I could throw more numbers and statistics your way to convince you of the sport’s growth, or I could just show you this video of Americans freaking out to Landon Donovan’s last-gasp, game winning goal against Algeria at the previous World Cup: 

Yet for all our resources, money, quality of life and all our growing enthusiasm for “the beautiful game,” the United States still finds itself wholly behind the likes of Europe and South America in cranking out world class footballers. For decades, we have relied on the same staid processes to develop players as other sports played here.

Kids join youth leagues or their parents shell out money for them to play on a club team. Game play is emphasized while technique and theory are neglected, leaving players fast and agile, but lacking the football savvy so richly possessed by our international counterparts. If a player is good enough, he moves on to college and supposedly hones his skills further against fiercer competition. Meanwhile, elite players in Europe have been training with the same clubs their idols play for, honing their skills and playing with and against the best youth products in their country. By the time someof them are 18, they aren’t shipping off to University, they’re suiting up for the first team.

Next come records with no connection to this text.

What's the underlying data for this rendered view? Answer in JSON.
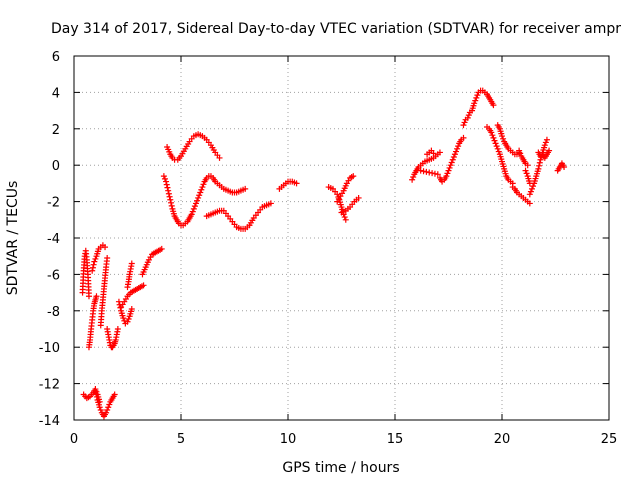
{
  "chart_data": {
    "type": "scatter",
    "title": "Day 314 of 2017, Sidereal Day-to-day VTEC variation (SDTVAR) for receiver ampr",
    "xlabel": "GPS time / hours",
    "ylabel": "SDTVAR / TECUs",
    "xlim": [
      0,
      25
    ],
    "ylim": [
      -14,
      6
    ],
    "xticks": [
      0,
      5,
      10,
      15,
      20,
      25
    ],
    "yticks": [
      -14,
      -12,
      -10,
      -8,
      -6,
      -4,
      -2,
      0,
      2,
      4,
      6
    ],
    "grid": true,
    "marker": "+",
    "color": "#ff0000",
    "series": [
      {
        "name": "seg01",
        "x": [
          0.4,
          0.45,
          0.5,
          0.55,
          0.6,
          0.65,
          0.7
        ],
        "y": [
          -7.0,
          -5.8,
          -5.0,
          -4.7,
          -5.2,
          -6.0,
          -7.2
        ]
      },
      {
        "name": "seg02",
        "x": [
          0.45,
          0.6,
          0.75,
          0.9,
          1.0,
          1.1,
          1.2
        ],
        "y": [
          -12.6,
          -12.8,
          -12.7,
          -12.5,
          -12.3,
          -12.6,
          -13.0
        ]
      },
      {
        "name": "seg03",
        "x": [
          0.7,
          0.75,
          0.8,
          0.85,
          0.9,
          0.95,
          1.0,
          1.05
        ],
        "y": [
          -10.0,
          -9.6,
          -9.0,
          -8.5,
          -8.0,
          -7.6,
          -7.4,
          -7.2
        ]
      },
      {
        "name": "seg04",
        "x": [
          0.85,
          0.95,
          1.05,
          1.15,
          1.25,
          1.35,
          1.45
        ],
        "y": [
          -5.8,
          -5.3,
          -5.0,
          -4.6,
          -4.5,
          -4.4,
          -4.5
        ]
      },
      {
        "name": "seg05",
        "x": [
          1.25,
          1.3,
          1.35,
          1.4,
          1.45,
          1.5,
          1.55
        ],
        "y": [
          -8.8,
          -8.0,
          -7.4,
          -6.8,
          -6.2,
          -5.6,
          -5.1
        ]
      },
      {
        "name": "seg06",
        "x": [
          1.0,
          1.1,
          1.2,
          1.3,
          1.4,
          1.5,
          1.6,
          1.7,
          1.8,
          1.9
        ],
        "y": [
          -12.4,
          -12.9,
          -13.3,
          -13.6,
          -13.8,
          -13.6,
          -13.3,
          -13.0,
          -12.8,
          -12.6
        ]
      },
      {
        "name": "seg07",
        "x": [
          1.55,
          1.6,
          1.65,
          1.7,
          1.75,
          1.8,
          1.85,
          1.9,
          1.95,
          2.0,
          2.05
        ],
        "y": [
          -9.0,
          -9.3,
          -9.6,
          -9.9,
          -10.0,
          -10.0,
          -9.9,
          -9.8,
          -9.6,
          -9.3,
          -9.0
        ]
      },
      {
        "name": "seg08",
        "x": [
          2.1,
          2.2,
          2.3,
          2.4,
          2.5,
          2.6,
          2.7
        ],
        "y": [
          -7.5,
          -8.0,
          -8.4,
          -8.7,
          -8.6,
          -8.3,
          -7.9
        ]
      },
      {
        "name": "seg09",
        "x": [
          2.2,
          2.35,
          2.5,
          2.65,
          2.8,
          2.95,
          3.1,
          3.25
        ],
        "y": [
          -7.8,
          -7.5,
          -7.2,
          -7.0,
          -6.9,
          -6.8,
          -6.7,
          -6.6
        ]
      },
      {
        "name": "seg10",
        "x": [
          2.5,
          2.55,
          2.6,
          2.65,
          2.7
        ],
        "y": [
          -6.7,
          -6.4,
          -6.0,
          -5.7,
          -5.4
        ]
      },
      {
        "name": "seg11",
        "x": [
          3.2,
          3.35,
          3.5,
          3.65,
          3.8,
          3.95,
          4.1
        ],
        "y": [
          -6.0,
          -5.6,
          -5.2,
          -4.9,
          -4.8,
          -4.7,
          -4.6
        ]
      },
      {
        "name": "seg12",
        "x": [
          4.35,
          4.5,
          4.6,
          4.7,
          4.85,
          5.0,
          5.2,
          5.4,
          5.6,
          5.8,
          6.0,
          6.2,
          6.4,
          6.6,
          6.8
        ],
        "y": [
          1.0,
          0.6,
          0.4,
          0.3,
          0.3,
          0.5,
          0.9,
          1.3,
          1.6,
          1.7,
          1.6,
          1.4,
          1.1,
          0.7,
          0.4
        ]
      },
      {
        "name": "seg13",
        "x": [
          4.2,
          4.3,
          4.4,
          4.5,
          4.6,
          4.7,
          4.8,
          4.9,
          5.0,
          5.1,
          5.2,
          5.3,
          5.4,
          5.5,
          5.6,
          5.7,
          5.8,
          5.9,
          6.0,
          6.1,
          6.2,
          6.3,
          6.4,
          6.5,
          6.6,
          6.8,
          7.0,
          7.2,
          7.4,
          7.6,
          7.8,
          8.0
        ],
        "y": [
          -0.6,
          -0.9,
          -1.4,
          -1.9,
          -2.4,
          -2.8,
          -3.0,
          -3.2,
          -3.3,
          -3.3,
          -3.2,
          -3.1,
          -2.9,
          -2.7,
          -2.4,
          -2.1,
          -1.8,
          -1.5,
          -1.2,
          -0.9,
          -0.7,
          -0.6,
          -0.6,
          -0.7,
          -0.9,
          -1.1,
          -1.3,
          -1.4,
          -1.5,
          -1.5,
          -1.4,
          -1.3
        ]
      },
      {
        "name": "seg14",
        "x": [
          6.2,
          6.4,
          6.6,
          6.8,
          7.0,
          7.2,
          7.4,
          7.6,
          7.8,
          8.0,
          8.2,
          8.4,
          8.6,
          8.8,
          9.0,
          9.2
        ],
        "y": [
          -2.8,
          -2.7,
          -2.6,
          -2.5,
          -2.5,
          -2.8,
          -3.1,
          -3.4,
          -3.5,
          -3.5,
          -3.3,
          -2.9,
          -2.6,
          -2.3,
          -2.2,
          -2.1
        ]
      },
      {
        "name": "seg15",
        "x": [
          9.6,
          9.8,
          10.0,
          10.2,
          10.4
        ],
        "y": [
          -1.3,
          -1.1,
          -0.9,
          -0.9,
          -1.0
        ]
      },
      {
        "name": "seg16",
        "x": [
          11.9,
          12.1,
          12.3,
          12.4,
          12.5,
          12.6,
          12.7
        ],
        "y": [
          -1.2,
          -1.3,
          -1.6,
          -1.9,
          -2.3,
          -2.7,
          -3.0
        ]
      },
      {
        "name": "seg17",
        "x": [
          12.3,
          12.45,
          12.6,
          12.75,
          12.9,
          13.05
        ],
        "y": [
          -2.0,
          -1.7,
          -1.4,
          -1.0,
          -0.7,
          -0.6
        ]
      },
      {
        "name": "seg18",
        "x": [
          12.5,
          12.7,
          12.9,
          13.1,
          13.3
        ],
        "y": [
          -2.6,
          -2.5,
          -2.3,
          -2.0,
          -1.8
        ]
      },
      {
        "name": "seg19",
        "x": [
          15.8,
          15.9,
          16.0,
          16.1,
          16.2,
          16.3,
          16.4,
          16.6,
          16.8
        ],
        "y": [
          -0.8,
          -0.5,
          -0.3,
          -0.1,
          0.0,
          0.1,
          0.2,
          0.3,
          0.4
        ]
      },
      {
        "name": "seg20",
        "x": [
          16.5,
          16.7,
          16.9,
          17.1
        ],
        "y": [
          0.6,
          0.8,
          0.5,
          0.7
        ]
      },
      {
        "name": "seg21",
        "x": [
          16.2,
          16.6,
          17.0
        ],
        "y": [
          -0.3,
          -0.4,
          -0.5
        ]
      },
      {
        "name": "seg22",
        "x": [
          17.1,
          17.2,
          17.3,
          17.4,
          17.5,
          17.6,
          17.7,
          17.8,
          17.9,
          18.0,
          18.1,
          18.2
        ],
        "y": [
          -0.7,
          -0.9,
          -0.8,
          -0.6,
          -0.3,
          0.0,
          0.3,
          0.6,
          0.9,
          1.2,
          1.4,
          1.5
        ]
      },
      {
        "name": "seg23",
        "x": [
          18.2,
          18.3,
          18.4,
          18.5,
          18.6,
          18.7,
          18.8,
          18.9,
          19.0,
          19.1,
          19.2,
          19.3,
          19.4,
          19.5,
          19.6
        ],
        "y": [
          2.2,
          2.5,
          2.6,
          2.9,
          3.0,
          3.4,
          3.7,
          4.0,
          4.1,
          4.1,
          4.0,
          3.9,
          3.7,
          3.5,
          3.3
        ]
      },
      {
        "name": "seg24",
        "x": [
          19.3,
          19.4,
          19.5,
          19.6,
          19.7,
          19.8,
          19.9,
          20.0,
          20.1,
          20.2,
          20.3,
          20.4,
          20.5
        ],
        "y": [
          2.1,
          2.0,
          1.8,
          1.5,
          1.2,
          0.9,
          0.6,
          0.2,
          -0.2,
          -0.6,
          -0.8,
          -0.9,
          -1.0
        ]
      },
      {
        "name": "seg25",
        "x": [
          19.8,
          19.9,
          20.0,
          20.1,
          20.2,
          20.3,
          20.4,
          20.5,
          20.6,
          20.7,
          20.8
        ],
        "y": [
          2.2,
          2.0,
          1.6,
          1.3,
          1.1,
          0.9,
          0.8,
          0.7,
          0.6,
          0.6,
          0.7
        ]
      },
      {
        "name": "seg26",
        "x": [
          20.5,
          20.6,
          20.7,
          20.8,
          20.9,
          21.0,
          21.1,
          21.2,
          21.3
        ],
        "y": [
          -1.2,
          -1.3,
          -1.5,
          -1.6,
          -1.7,
          -1.8,
          -1.9,
          -2.0,
          -2.1
        ]
      },
      {
        "name": "seg27",
        "x": [
          20.8,
          20.9,
          21.0,
          21.1,
          21.2
        ],
        "y": [
          0.8,
          0.5,
          0.3,
          0.1,
          0.0
        ]
      },
      {
        "name": "seg28",
        "x": [
          21.1,
          21.2,
          21.3
        ],
        "y": [
          -0.3,
          -0.6,
          -1.0
        ]
      },
      {
        "name": "seg29",
        "x": [
          21.3,
          21.4,
          21.5,
          21.6,
          21.7,
          21.8,
          21.9,
          22.0,
          22.1
        ],
        "y": [
          -1.6,
          -1.3,
          -1.0,
          -0.6,
          -0.2,
          0.3,
          0.7,
          1.1,
          1.4
        ]
      },
      {
        "name": "seg30",
        "x": [
          21.7,
          21.8,
          21.9,
          22.0,
          22.1,
          22.2
        ],
        "y": [
          0.7,
          0.5,
          0.6,
          0.4,
          0.6,
          0.8
        ]
      },
      {
        "name": "seg31",
        "x": [
          22.6,
          22.7,
          22.8,
          22.9
        ],
        "y": [
          -0.3,
          -0.1,
          0.1,
          -0.1
        ]
      }
    ]
  }
}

However, the United States is also changing its tune to youth development. The United States Soccer Federation has created the Development Academy, a 78 club national youth league that emphasizes more training and less, but more competitive games. All MLS teams are involved. The idea is to bring up home-grown players who will eventually move up to play for the professional squad.

This website plans to explore this developing world of academy soccer through the lens of the New England Revolution’s Under-16 team.